|
I bought a serger a bit ago thinking I'd use it when making clothing only to discover that it only does a 2-needle/4-thread 'mock-safety stitch'. It was nice for finishing the edges on a silk liner I made to keep the edges from fraying (instead of using binding tape or folding the fabric in on itself and topstitching, say) but sadly its one seam really hasn't been much use to me.
As I've paid more attention to seams on clothing, I learned that the seam types I really want in a serger are the rolled hem and a flatlock stitch. The rolled hem can be found on t-shirt bottoms. The fabric is rolled under and two needles on the right side are matched with a 'looper' thread or two on the other. Flatlocking is where two fabric edges overlap each other, right side against wrong side (rather than right sides together as usual), and 2-4 needles work with top and bottom looper threads to make a nice flat seam with threads wrapping around the raw edges of fabric to keep it from fraying (something like that anyway, I've only read about it thus far).

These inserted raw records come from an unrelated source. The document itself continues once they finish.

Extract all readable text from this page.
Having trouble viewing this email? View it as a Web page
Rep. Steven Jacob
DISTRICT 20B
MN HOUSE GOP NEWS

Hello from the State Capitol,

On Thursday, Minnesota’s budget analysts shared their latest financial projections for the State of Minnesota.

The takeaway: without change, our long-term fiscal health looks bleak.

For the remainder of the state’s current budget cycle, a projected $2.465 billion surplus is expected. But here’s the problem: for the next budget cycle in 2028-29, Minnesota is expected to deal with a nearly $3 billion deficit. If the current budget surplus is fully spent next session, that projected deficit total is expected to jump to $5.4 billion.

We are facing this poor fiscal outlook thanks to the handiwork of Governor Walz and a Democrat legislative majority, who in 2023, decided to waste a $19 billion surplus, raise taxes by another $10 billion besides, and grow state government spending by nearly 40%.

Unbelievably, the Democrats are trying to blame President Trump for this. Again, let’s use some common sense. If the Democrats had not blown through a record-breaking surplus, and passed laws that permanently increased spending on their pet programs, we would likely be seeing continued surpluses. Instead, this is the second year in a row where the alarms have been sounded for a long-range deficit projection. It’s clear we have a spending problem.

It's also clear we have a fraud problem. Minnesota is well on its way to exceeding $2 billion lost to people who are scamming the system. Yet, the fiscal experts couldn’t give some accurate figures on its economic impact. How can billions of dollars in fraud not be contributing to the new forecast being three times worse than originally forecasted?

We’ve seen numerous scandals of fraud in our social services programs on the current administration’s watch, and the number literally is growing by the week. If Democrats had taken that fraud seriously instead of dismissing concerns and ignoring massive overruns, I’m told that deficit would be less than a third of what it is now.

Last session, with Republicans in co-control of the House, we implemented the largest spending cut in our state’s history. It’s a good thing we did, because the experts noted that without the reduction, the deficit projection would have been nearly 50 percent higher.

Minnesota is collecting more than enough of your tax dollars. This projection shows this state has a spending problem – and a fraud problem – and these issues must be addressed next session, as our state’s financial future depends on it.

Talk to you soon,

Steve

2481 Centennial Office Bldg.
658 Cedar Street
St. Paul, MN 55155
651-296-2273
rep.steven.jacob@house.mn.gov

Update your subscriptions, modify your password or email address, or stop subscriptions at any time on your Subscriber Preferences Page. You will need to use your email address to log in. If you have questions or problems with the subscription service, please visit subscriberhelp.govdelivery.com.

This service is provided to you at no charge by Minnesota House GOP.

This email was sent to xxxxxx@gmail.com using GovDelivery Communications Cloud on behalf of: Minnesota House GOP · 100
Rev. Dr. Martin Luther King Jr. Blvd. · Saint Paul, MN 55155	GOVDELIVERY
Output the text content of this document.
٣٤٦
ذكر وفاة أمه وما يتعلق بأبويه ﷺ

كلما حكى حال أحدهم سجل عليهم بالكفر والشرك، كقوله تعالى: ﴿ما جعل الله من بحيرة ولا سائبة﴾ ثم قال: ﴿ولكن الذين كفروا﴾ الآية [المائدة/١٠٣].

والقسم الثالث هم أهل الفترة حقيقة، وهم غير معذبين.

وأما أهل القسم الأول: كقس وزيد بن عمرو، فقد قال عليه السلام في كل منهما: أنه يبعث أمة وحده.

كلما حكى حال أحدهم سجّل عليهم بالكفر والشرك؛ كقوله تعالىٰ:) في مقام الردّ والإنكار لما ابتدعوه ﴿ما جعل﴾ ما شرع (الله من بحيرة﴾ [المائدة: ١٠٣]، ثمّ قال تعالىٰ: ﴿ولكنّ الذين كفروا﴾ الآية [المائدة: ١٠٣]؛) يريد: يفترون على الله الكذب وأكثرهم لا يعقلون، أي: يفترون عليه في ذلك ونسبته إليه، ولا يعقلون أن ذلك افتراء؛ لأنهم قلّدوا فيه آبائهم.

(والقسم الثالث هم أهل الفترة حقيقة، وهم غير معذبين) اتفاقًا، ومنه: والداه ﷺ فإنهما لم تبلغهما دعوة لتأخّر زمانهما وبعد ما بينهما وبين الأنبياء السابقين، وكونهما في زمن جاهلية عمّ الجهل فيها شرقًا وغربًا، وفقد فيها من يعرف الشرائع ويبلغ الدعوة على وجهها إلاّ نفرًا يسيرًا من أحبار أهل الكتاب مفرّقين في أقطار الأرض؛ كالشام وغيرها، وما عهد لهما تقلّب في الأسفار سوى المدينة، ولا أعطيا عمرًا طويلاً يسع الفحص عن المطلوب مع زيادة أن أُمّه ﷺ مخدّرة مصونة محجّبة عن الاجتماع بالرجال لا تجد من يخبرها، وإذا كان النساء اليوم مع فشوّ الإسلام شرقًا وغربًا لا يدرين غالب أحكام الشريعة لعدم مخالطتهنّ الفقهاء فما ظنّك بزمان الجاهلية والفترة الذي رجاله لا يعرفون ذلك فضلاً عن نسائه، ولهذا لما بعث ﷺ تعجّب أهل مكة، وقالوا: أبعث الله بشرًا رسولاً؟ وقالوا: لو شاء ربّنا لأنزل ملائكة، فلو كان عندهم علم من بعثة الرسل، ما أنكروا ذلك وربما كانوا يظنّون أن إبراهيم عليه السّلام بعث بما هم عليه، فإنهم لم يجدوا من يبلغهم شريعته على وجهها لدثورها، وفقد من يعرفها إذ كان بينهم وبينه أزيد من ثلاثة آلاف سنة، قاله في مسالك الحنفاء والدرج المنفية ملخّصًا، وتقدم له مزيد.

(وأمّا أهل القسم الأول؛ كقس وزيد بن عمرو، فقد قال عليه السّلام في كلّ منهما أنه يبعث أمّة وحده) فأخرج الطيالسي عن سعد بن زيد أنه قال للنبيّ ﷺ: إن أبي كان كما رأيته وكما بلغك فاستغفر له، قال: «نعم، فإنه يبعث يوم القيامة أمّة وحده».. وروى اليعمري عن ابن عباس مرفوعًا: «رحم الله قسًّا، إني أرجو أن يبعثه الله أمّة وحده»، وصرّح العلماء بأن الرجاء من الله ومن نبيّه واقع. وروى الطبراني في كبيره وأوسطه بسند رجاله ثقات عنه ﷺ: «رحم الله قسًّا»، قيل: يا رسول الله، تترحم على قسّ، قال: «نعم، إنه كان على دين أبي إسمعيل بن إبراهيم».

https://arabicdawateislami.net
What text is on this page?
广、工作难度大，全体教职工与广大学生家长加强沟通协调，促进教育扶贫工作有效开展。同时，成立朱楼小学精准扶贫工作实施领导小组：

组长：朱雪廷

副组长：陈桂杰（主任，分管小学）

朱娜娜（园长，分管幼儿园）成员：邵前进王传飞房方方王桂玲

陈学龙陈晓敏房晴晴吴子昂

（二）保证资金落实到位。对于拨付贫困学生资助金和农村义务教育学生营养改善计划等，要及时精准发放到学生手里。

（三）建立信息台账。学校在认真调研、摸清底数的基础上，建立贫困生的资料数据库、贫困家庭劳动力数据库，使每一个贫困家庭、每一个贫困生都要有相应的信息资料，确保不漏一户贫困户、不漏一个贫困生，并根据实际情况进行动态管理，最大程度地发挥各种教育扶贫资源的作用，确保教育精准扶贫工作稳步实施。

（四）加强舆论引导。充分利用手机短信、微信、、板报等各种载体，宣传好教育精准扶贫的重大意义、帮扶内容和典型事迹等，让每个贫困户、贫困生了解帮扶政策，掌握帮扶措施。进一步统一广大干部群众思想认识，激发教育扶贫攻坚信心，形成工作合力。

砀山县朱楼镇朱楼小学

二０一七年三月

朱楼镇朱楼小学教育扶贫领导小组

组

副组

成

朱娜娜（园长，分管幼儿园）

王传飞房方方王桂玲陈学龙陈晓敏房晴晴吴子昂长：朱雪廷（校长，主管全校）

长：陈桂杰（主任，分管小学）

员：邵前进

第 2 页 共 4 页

These are great seams, but my machine is older and simpler and can't do them. Machines that can seem to be awfully expensive, so it'll be a while before I upgrade to one that can.
In my opinion, sergers are specialized machines and unless you mostly make clothing they may not be worth it. But for $100? Not a bad price for making seams go faster, and as mechanical devices they're intricate and fascinating.